Parts of this article (those related to computer graphics) need to be updated. The reason given is: Information on pixel fill rate is outdated and primarily based on research from the early to mid-2000s. GPU architecture and rendering techniques have evolved significantly since then..(March 2024) |
In computer graphics, a video card's pixel fillrate refers to the number of pixels that can be rendered on the screen and written to video memory in one second.[1] Pixel fillrates are given in megapixels per second or in gigapixels per second (in the case of newer cards), and are obtained by multiplying the number of render output units (ROPs) by the clock frequency of the graphics processing unit (GPU) of a video card.

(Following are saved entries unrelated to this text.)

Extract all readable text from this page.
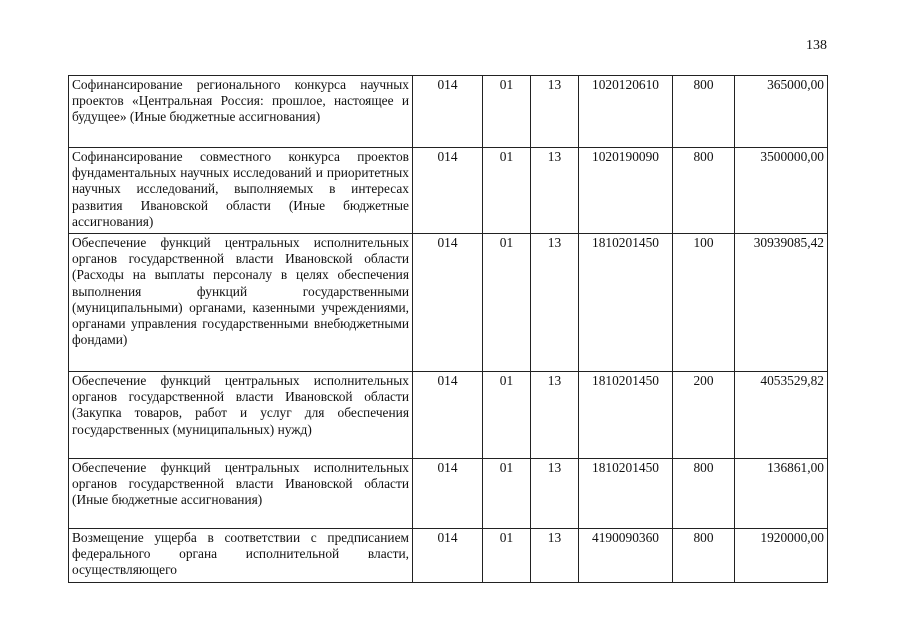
138
Софинансирование регионального конкурса научных проектов «Центральная Россия: прошлое, настоящее и будущее» (Иные бюджетные ассигнования)	014	01	13	1020120610	800	365000,00
Софинансирование совместного конкурса проектов фундаментальных научных исследований и приоритетных научных исследований, выполняемых в интересах развития Ивановской области (Иные бюджетные ассигнования)	014	01	13	1020190090	800	3500000,00
Обеспечение функций центральных исполнительных органов государственной власти Ивановской области (Расходы на выплаты персоналу в целях обеспечения выполнения функций государственными (муниципальными) органами, казенными учреждениями, органами управления государственными внебюджетными фондами)	014	01	13	1810201450	100	30939085,42
Обеспечение функций центральных исполнительных органов государственной власти Ивановской области (Закупка товаров, работ и услуг для обеспечения государственных (муниципальных) нужд)	014	01	13	1810201450	200	4053529,82
Обеспечение функций центральных исполнительных органов государственной власти Ивановской области (Иные бюджетные ассигнования)	014	01	13	1810201450	800	136861,00
Возмещение ущерба в соответствии с предписанием федерального органа исполнительной власти, осуществляющего	014	01	13	4190090360	800	1920000,00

A similar concept, texture fillrate, refers to the number of texture map elements (texels) the GPU can map to pixels in one second. Texture fillrate is obtained by multiplying the number of texture mapping units (TMUs) by the clock frequency of the GPU. Texture fillrates are given in mega or gigatexels per second.
However, there is no full agreement on how to calculate and report fillrates. Another possible method is to multiply the number of pixel pipelines by the GPU's clock frequency.[2][citation needed] The results of these multiplications correspond to a theoretical number. The actual fillrate depends on many other factors. In the past, the fillrate has been used as an indicator of performance by video card manufacturers such as ATI and NVIDIA, however, the importance of the fillrate as a measurement of performance has declined as the bottleneck in graphics applications has shifted. For example, today, the number and speed of unified shader processing units has gained attention.[3] Although fillrate doesn't provide a substantial bottleneck in games, it can still provide a bottleneck for certain parts of the game, for example applying a gaussian blur can be bottlenecked by fillrate.
Scene complexity can be increased by overdrawing, which happens when an object is drawn to the frame buffer, and another object (such as a wall) is then drawn on top of it, covering it up. The time spent drawing the first object is thus wasted because it isn't visible. When a sequence of scenes is extremely complex (many pixels have to be drawn for each scene), the frame rate for the sequence may drop. When designing graphics intensive applications, one can determine whether the application is fillrate-limited (or shader limited) by seeing if the frame rate increases dramatically when the application runs at a lower resolution or in a smaller window.[4] Although this is not a full-proof method, modern videogame engines can dynamically reduce the level-of-detail required and thereby reducing fillrate-limited applications. The best way to find fillrate bottlenecks is to use GPU vendor software like NVIDIA Nsight Graphics, AMD Radeon GPU Profile and the Intel Graphics Performance Analyzers.